Aquela que tira as noites de sono, o apetite (mas não a fome), a simples vontade de sorrir e tira, enfim, a paz. Pior que a lepra ou o cancro... Sem cura, resta apenas entregar-se à maldição. O vício, a loucura, a obsessão... Absolutamente tudo, a busca pelo prazer. E eu que desde o início de minha existência fui entregue como em oferta à luxúria e que sou fruto verdadeiro dessa busca pelo prazer, entreguei-me! Sem que sofresse restrições, e o pior: sem ter culpa.

As safiras negras... Há quem diga que não passa de conto, lenda, mito... Enfim, alguma dessas coisas que não sei diferenciar. Outros dizem que há muito tempo atrás, certo Conde de Marselha as encontrara e logo depois desaparecera. Mas em verdade... O que acontecera em verdade, foi que o homem que encontrara tais pedras as escondera em algum lugar por aqui (creio que pelos vales, onde hão recantos incontáveis em que se possa tê-las escondido). Dizem que as safiras negras tem uma beleza incomparável a qualquer outra dessas pedras de que se tem notícia, que são como raios, ciclones, tempestades. E seu valor... Não se sabe...

E mesmo que nenhum valor tivessem eu as encontraria! Se eu estava ali, embriagando-me numa taverna a conversar com um senhor que me dava calafrios é porque ainda não poderia morrer, por mais misérrima, “longínqua” e fadada minha vida estivesse, não poderia morrer antes que encontrasse as safiras:

__Dose dupla dessa vez!

Era aquela voz que outrora cantava, falando. Não a enxergava bem, estava um tanto pálida, perdendo as cores. Assim como o senhor que verificava tranquilamente os bolsos, com aquela maldita mansidão que tanto me confortava e dava medo.

Sentia novamente o gin descer pela garganta, outro momento solene... Os sons daquele âmbito ficavam mais etéreos, as cores mais homogêneas e minha cabeça pesava um tanto... A qualquer momento poderia cair de cabeça à mesa.

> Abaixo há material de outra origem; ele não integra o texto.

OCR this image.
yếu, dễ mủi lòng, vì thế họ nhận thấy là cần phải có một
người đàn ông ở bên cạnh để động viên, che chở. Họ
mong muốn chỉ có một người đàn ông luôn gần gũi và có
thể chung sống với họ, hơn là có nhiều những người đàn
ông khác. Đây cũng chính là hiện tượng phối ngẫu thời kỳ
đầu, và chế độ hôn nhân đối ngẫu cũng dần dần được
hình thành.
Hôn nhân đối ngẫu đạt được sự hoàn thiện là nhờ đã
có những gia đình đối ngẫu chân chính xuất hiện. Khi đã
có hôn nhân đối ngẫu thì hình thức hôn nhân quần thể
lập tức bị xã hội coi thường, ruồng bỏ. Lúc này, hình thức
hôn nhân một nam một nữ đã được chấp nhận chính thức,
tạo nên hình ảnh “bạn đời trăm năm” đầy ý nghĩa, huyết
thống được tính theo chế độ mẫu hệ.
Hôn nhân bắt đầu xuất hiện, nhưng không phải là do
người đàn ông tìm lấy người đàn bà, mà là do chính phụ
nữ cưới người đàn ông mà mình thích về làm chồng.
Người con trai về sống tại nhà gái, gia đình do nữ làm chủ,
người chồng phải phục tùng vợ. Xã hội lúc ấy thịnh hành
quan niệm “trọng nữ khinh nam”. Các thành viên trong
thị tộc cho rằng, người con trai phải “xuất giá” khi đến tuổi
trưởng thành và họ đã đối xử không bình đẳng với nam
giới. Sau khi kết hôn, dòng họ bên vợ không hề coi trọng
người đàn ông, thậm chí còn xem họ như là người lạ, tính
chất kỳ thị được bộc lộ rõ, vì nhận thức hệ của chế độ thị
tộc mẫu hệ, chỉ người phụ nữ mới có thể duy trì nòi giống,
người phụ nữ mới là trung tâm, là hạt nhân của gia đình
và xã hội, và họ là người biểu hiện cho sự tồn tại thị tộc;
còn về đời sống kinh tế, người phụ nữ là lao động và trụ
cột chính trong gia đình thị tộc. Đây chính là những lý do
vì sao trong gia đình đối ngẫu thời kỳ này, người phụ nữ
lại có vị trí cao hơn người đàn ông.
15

Vi fumaça. Tinha um cheiro agradável. Segui-a com os olhos até sua origem: um cigarro aceso do senhor das cãs compridas:

__ Sei aonde estão

Ainda podia perceber a maneira de descaso com que ele falava:

__Me diga!

Tive que fazer um belo esforço para pronunciar aquelas duas simples palavras. Claro! Era difícil me concentrar enquanto a taverna girava á minha volta ao mesmo tempo em que os vapores do cigarro davam piruetas ao redor da minha cabeça:

__ Diz!

Gritei sem querer. O senhor assustou-se. Sorriu novamente... Ao menos parecia ter esboçado um sorriso, não enxergava bem, tudo escurecia:

__Andarilho dessas terras

Ou de tantas outras tamanhas

Queira uma vez escutar meus versos

Sobre segredos no poeta imersos

Um camponês dessa língua não dizia

Um xingamento sequer, ou insulto

Mas com ajuda de sua Maria

Guardou as safiras deste imenso tumulto

Que voz baixa! Talvez porque o senhor não quisesse que outros ouvissem seus versos, que te então, não faziam sentido algum. No estado em que estava era difícil absorver aquelas palavras, quanto mais ouvir aquilo que tanto almejava:

__ Pelos vales esguios...

Junto ao sol poente

Fragas... Esverdeadas

Eram nada mais do que palavras soltas. Os versos ocupavam demais a minha cabeça já tão alterada. Lembrei-me de meu discurso tão empolgado do início dessa narrativa. Algo a respeito do vício, da vontade momentânea de saciedade.

Mais uma vez a maldita taberneira cantarolava algo que parecia serem os versos do senhor, que agora dizia algo com “frutíferas” e “repousantes”. Tudo isso ao som de uma canção que tocava apenas na minha cabeça, fazendo minhas vísceras dançarem e minha consciência girar e girar ao ritmo da taverna:

__ Sob a guarda das serpentes lá estão

As safiras negras num profundo alçapão

Caí.

O que sei? Que talvez as safiras negras estejam pelos vales, onde hão recantos incontáveis onde um homem possa tê-las escondido.